When Greyhound ends its bus service on Wednesday, 83 per cent of its routes will be covered by other private operators by year’s end, according to the province.
In making the announcement, Claire Trevena, Minister of Transportation and Infrastructure, said she will continue to work with communities and the private sector to find solutions for the 17 per cent of routes that will be without service.
“For so many British Columbians, reliable bus service is critical for work, family life, health care and so much more,” Trevena said, in a news release. “I’m pleased that private bus operators have stepped up and worked with us to make sure British Columbians will continue to travel around our province safely and affordably.”
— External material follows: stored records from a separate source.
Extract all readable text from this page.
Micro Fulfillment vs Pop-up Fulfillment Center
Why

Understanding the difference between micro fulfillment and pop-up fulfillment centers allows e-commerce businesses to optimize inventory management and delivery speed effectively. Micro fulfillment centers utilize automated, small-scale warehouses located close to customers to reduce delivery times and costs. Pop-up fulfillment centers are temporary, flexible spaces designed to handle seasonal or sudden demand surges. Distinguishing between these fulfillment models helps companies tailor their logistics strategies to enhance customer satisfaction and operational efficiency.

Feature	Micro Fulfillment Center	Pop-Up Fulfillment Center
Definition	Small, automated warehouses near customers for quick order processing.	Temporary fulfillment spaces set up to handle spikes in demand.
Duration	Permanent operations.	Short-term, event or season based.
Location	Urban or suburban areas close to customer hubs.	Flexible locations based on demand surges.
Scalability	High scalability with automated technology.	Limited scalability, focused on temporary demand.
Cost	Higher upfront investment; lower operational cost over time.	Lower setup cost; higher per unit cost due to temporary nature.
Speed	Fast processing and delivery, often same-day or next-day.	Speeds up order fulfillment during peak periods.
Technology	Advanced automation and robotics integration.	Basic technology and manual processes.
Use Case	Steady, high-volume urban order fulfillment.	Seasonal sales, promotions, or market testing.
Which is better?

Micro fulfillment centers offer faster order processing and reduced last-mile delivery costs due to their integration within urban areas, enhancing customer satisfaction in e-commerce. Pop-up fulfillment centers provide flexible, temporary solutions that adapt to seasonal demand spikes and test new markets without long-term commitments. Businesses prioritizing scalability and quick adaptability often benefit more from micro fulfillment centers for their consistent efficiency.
When news of Greyhound’s decision broke, the B.C. government – working with the Passenger Transportation Board – implemented a fast-tracked application process to replace the service with as little disruption as possible. Trevena said her priority now is to restore service to the eight route segments servicing smaller, more remote communities. The province will issue a request for expressions of interest in the coming weeks to engage the private sector on solutions to fill these remaining gaps.
“Our government is going to work hard to make sure no communities or people are left behind,” Trevena said. “Reliable bus service is critical in making sure people feel secure in the communities they call home.”
The B.C. government launched BC Bus North earlier this year to cover the majority of northern routes that Greyhound eliminated. The cost is $35 to $45 per trip, with two round-trips per week between Prince Rupert and Prince George, Prince George and Valemount, and Prince George to Dawson Creek/Fort St. John and one round-trip per week from Fort Nelson to Dawson Creek/Fort St. John.